|
|
|
|
|
by stellographer
4029 days ago
|
|
Interesting choice... Seems like genetic algorithms, particle swarms etc. would be more attractive choices since they solve the same problem and
are inherently parallelizable while Metropolis Hastings is almost 100 years old and designed for a 4 function calculator. Although I guess some people have meta-parallelized it... but still seems like a patch job compared to modern likelihood navigation algos. |
|
The point of Metropolis-Hastings is to sample from a distribution when you do not know the partition function. It is the most important building blocks in a set of algorithms broadly known as Markov Chain Monte Carlo. These algorithms are particularly useful when performing Bayesian statistics.
Genetic algorithms will not give you samples from a distribution, they only perform optimization. Particle swarms also focus on optimization, and on top of that, they do not seem to have either theoretical justification or empirical success.
MH is embarrassingly parallel since you run multiple chains at the same time. Again, the point isn't optimization (that would be simulated annealing) but sampling.

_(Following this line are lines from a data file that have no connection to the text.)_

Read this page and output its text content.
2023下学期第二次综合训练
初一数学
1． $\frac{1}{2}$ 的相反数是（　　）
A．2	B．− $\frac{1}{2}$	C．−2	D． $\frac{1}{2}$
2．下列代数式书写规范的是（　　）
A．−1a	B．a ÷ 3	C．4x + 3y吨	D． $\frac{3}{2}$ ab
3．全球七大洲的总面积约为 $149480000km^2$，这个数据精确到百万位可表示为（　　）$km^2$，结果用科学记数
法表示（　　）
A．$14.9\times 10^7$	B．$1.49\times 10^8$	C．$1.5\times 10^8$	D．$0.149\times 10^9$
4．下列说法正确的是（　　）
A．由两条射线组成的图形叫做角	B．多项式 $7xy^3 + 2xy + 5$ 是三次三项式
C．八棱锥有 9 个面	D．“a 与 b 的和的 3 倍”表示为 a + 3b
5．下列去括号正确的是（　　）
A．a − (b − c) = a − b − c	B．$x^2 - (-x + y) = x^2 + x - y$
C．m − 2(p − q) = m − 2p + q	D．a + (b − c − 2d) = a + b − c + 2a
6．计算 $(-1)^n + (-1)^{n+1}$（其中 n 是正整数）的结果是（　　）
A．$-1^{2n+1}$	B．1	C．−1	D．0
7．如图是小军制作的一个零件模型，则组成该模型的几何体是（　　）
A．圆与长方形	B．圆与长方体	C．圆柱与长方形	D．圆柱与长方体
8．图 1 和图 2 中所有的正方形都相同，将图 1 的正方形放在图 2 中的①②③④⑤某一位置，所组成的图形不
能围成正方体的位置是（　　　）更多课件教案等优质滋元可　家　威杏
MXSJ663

Being 100 years old is also largely irrelevant. People will publish new algorithms to get publications all the time. That do not mean they necessarily outperform the old ones. Gradient descent is the basic algorithm used in training all of these cool new deep learning algorithms, and it's much older than MH.
Yes, there are more recent improvements to MH, the two biggest ones being Hamiltonian Monte Carlo (which uses gradient information) and Parallel Tempering (which is somewhat similar to homotopy optimization), but that's hardly a reason to dismiss the importance of this algorithm.